MEDIA STATEMENT – CASE HEARING IN SUPREME COURT OF APPEAL
 
Mutual and Federal Insurance Company v Chemalum (Pty) Ltd

Supreme Court of Appeal - 683/05 Hearing date: 13 November 2006
  Judgment date: 29 November 2006

Insurance – Business Interruption section of insurance policy – providing for indemnity for loss of gross profit due to reduction in turnover – insured business affected by damaging fire for period in excess of 12 months – effect of average clause on indemnity for loss of gross profit.


Media Summary of Judgement

The Supreme Court of Appeal today upheld an appeal by Mutual and Federal Insurance Company against a judgment of the Full Court of the Natal Provincial Division dismissing its appeal against a judgment of the Durban High Court given against it. The appellant had insured the respondent against, among others, loss of gross profit following interruption of, or interference with, the latter’s business during the period of insurance. On 18 March 2000 a fire caused major damage to the respondent’s business premises with the result that the business was brought to a standstill for two months. It suffered from the impact of the damage for a period in excess of 12 months.

The respondent issued summons against the appellant for payment of the sum of R3 000 000, being the maximum sum insured, with interest, although the total financial loss it allegedly suffered was calculated at R4 141 052.

The insurance policy at issue provided that the amount to be paid for loss of gross profit due to a reduction in turnover ‘shall be the sum produced by applying the rate of gross profit to the amount by which the turnover during the indemnity period shall, in consequence of the damage fall short of the standard turnover’. However, a proviso in the relevant clause states that the amount payable ‘shall be proportionately reduced if the sum insured in respect of gross profit is less than the sum produced by applying the rate of gross profit to the annual turnover where the maximum indemnity period is 12 months or less’. The period of indemnity was 12 months.

The parties agreed the standard turnover at R9 058 770, by applying certain adjustments to the actual turnover of the respondent’s business during the twelve months immediately before the date of the damage. The adjustments are applied so as to arrive at a figure that will represent as nearly as may be reasonably practicable the result which, but for the damage, would have been obtained during the relative period after the damage, in this case the indemnity period.
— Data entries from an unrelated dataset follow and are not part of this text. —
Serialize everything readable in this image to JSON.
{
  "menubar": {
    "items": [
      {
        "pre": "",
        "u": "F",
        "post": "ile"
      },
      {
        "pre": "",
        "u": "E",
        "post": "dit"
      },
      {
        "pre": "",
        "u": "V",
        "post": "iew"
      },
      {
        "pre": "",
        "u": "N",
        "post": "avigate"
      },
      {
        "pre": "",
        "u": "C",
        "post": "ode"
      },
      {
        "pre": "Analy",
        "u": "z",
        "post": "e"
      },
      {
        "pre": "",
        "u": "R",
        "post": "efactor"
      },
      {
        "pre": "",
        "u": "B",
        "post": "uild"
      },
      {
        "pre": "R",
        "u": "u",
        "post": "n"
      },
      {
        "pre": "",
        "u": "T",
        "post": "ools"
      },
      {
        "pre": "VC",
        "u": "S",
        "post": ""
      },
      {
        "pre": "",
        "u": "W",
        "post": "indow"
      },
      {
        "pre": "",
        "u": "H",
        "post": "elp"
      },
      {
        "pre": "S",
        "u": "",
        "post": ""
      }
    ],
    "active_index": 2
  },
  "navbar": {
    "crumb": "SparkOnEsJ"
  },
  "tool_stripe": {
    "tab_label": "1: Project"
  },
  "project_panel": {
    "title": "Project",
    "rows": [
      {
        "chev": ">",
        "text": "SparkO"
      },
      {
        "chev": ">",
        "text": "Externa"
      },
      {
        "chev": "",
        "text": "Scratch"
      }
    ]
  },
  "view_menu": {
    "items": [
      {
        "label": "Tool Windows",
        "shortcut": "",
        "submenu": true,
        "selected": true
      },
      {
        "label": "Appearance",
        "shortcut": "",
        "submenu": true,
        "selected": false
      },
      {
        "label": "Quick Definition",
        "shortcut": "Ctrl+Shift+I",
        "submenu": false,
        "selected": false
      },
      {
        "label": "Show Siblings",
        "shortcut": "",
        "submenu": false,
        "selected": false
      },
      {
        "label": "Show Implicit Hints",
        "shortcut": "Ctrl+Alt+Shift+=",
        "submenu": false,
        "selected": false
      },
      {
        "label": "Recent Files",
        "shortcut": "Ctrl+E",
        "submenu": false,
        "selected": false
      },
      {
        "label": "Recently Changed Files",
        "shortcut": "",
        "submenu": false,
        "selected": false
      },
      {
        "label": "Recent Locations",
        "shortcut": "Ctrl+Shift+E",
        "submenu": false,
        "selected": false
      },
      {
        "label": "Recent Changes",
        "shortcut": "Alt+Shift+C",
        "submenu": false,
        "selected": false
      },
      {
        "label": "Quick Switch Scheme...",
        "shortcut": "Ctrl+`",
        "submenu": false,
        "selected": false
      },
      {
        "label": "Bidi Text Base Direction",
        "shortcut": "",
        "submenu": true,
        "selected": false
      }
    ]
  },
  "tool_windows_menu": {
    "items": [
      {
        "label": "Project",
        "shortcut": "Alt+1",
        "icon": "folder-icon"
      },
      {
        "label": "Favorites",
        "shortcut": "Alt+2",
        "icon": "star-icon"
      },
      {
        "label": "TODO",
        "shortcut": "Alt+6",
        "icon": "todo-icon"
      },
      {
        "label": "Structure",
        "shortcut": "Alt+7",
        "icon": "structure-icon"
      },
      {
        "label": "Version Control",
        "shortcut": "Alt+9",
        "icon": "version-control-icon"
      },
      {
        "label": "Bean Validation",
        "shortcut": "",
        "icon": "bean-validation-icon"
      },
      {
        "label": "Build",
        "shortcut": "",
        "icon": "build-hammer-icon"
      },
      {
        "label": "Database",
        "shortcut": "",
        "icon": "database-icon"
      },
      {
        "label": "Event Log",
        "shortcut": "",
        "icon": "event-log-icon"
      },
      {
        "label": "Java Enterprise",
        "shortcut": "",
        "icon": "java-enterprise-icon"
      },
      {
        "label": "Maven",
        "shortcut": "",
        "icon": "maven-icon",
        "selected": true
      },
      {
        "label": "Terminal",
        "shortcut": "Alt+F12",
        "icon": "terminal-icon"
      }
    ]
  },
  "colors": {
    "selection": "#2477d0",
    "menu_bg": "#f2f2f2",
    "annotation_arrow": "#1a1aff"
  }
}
In applying the proviso when calculating the amount to be paid as indemnity for loss of gross profit the trial court, and the Full Court on appeal held that it was not necessary to apply any adjustments to the annual turnover, which is defined in the same terms as the standard turnover for a 12 month period. The result was that when the gross rate of profit (which was agreed between the parties) was applied to the unadjusted annual turnover the product was less than the sum insured. The trial court declined to reduce the agreed loss of gross profit of R2 651 588 and granted judgment in favour of the respondent in that amount plus interest. The judgment was confirmed on appeal by the Full Court.

The SCA, in allowing the appeal, held that since the period over which the standard turnover was determined is the same as the period over which the annual turnover is to be calculated, the same adjustments applied for the standard turnover should have been applied in determining the annual turnover, with the result that the figure for both must necessarily be the same (R9 058 770). When the agreed rate of gross profit (57%) is applied to the annual turnover the result produced is R5 163 495. The insured amount being less than this sum, the amount payable as indemnity must be reduced proportionately in terms of the proviso. The sum agreed as indemnity (R2 651 585) was reduced accordingly.